Later, Lema told reporters outside the House that he would present the evidence to support his statement, as demanded by the Speaker.
“I am not a child…I am a grown up person…I have no fear. People have to fight for their rights,” he said, giving examples of globally-recognised freedom fighters such as former South African President Nelson Mandela, who was very instrumental in the political liberation of his country and the entire African continent.
Earlier, Mbowe blamed the government for remaining mum on the Arusha and Mbarali killings by police.
Pinda said the government had been very keen on the Arusha case, saying: “Don’t rush to the conclusion that the government has been mum before understanding the root causes of the problem,” he explained.
Meanwhile, Pinda yesterday told MPs that they were not bound to approve every budget estimates presented in the House, but should instead scrutinise and be satisfied that they benefited the nation. He was responding to Kisesa MP Luhanga Mpina (CCM), who blamed the government for massive waste of public funds.
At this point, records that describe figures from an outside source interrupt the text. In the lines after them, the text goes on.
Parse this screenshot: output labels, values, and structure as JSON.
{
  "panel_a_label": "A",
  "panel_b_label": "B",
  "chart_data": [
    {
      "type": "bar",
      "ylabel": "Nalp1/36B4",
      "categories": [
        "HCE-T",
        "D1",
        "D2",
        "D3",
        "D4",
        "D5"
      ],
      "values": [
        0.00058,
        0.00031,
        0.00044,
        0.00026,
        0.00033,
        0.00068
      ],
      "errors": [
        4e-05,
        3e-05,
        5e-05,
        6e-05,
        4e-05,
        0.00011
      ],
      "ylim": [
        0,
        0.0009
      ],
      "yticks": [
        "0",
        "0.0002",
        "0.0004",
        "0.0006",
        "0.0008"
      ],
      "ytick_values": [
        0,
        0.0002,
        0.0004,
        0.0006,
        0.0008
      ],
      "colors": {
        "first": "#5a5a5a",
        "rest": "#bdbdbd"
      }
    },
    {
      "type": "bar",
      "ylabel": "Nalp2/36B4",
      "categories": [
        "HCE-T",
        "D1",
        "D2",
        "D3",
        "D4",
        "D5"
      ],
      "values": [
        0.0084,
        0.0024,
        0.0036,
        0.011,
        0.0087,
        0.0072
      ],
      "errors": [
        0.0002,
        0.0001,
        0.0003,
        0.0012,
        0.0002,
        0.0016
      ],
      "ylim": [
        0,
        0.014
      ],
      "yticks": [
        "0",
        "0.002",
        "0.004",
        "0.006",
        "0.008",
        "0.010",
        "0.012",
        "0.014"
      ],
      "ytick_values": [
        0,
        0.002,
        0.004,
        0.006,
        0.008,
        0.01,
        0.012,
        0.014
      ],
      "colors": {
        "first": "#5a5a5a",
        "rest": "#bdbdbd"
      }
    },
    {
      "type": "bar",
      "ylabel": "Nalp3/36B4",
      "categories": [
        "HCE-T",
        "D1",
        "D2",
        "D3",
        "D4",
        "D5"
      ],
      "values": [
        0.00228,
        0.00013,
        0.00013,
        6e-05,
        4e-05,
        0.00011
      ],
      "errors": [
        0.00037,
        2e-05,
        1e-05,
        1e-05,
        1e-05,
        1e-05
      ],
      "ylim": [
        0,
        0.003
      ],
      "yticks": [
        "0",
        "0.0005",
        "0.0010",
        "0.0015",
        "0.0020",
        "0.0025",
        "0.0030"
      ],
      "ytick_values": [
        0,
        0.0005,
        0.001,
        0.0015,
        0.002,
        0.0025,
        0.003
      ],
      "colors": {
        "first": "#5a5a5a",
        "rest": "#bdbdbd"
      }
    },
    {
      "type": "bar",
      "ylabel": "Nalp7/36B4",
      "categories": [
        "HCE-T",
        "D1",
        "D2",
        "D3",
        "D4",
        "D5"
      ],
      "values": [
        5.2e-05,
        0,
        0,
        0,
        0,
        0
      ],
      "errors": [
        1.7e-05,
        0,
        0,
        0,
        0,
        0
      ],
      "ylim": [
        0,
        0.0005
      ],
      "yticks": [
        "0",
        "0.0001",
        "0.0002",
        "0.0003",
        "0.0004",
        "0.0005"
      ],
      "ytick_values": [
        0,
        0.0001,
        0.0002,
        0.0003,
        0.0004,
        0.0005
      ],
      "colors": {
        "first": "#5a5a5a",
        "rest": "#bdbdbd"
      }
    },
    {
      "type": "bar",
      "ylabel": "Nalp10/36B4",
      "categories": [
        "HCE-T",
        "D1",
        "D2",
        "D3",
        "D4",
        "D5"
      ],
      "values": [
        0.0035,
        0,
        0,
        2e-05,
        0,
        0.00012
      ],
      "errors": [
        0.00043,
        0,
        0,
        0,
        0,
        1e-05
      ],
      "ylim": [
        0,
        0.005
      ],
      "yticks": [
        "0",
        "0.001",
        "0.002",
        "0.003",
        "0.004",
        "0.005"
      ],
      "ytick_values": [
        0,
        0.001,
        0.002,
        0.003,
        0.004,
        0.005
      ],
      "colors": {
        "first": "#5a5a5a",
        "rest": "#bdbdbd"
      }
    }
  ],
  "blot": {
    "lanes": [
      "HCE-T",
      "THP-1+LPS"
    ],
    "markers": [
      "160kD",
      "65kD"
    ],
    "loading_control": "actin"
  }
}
According to the MP, at least 35 per cent of the government budget was spent on seminars, workshops and allowances, leaving poor Tanzanians suffering from lack of social services.
“Has the government any plans of reducing such unnecessary expenditure and instead channel the resources to productive and people-focused development projects?” the legislator asked.
The Premier said it was the duty of MPs to scrutinise the budget estimates tabled in the House closely before endorsing them.
“It is up to MPs to make sure you pin down the government and ministries on budget estimates. You have to scrutinise them and see if they have any significant contributions to the national development,” he said, adding: “Do not approve unnecessary expenditures.”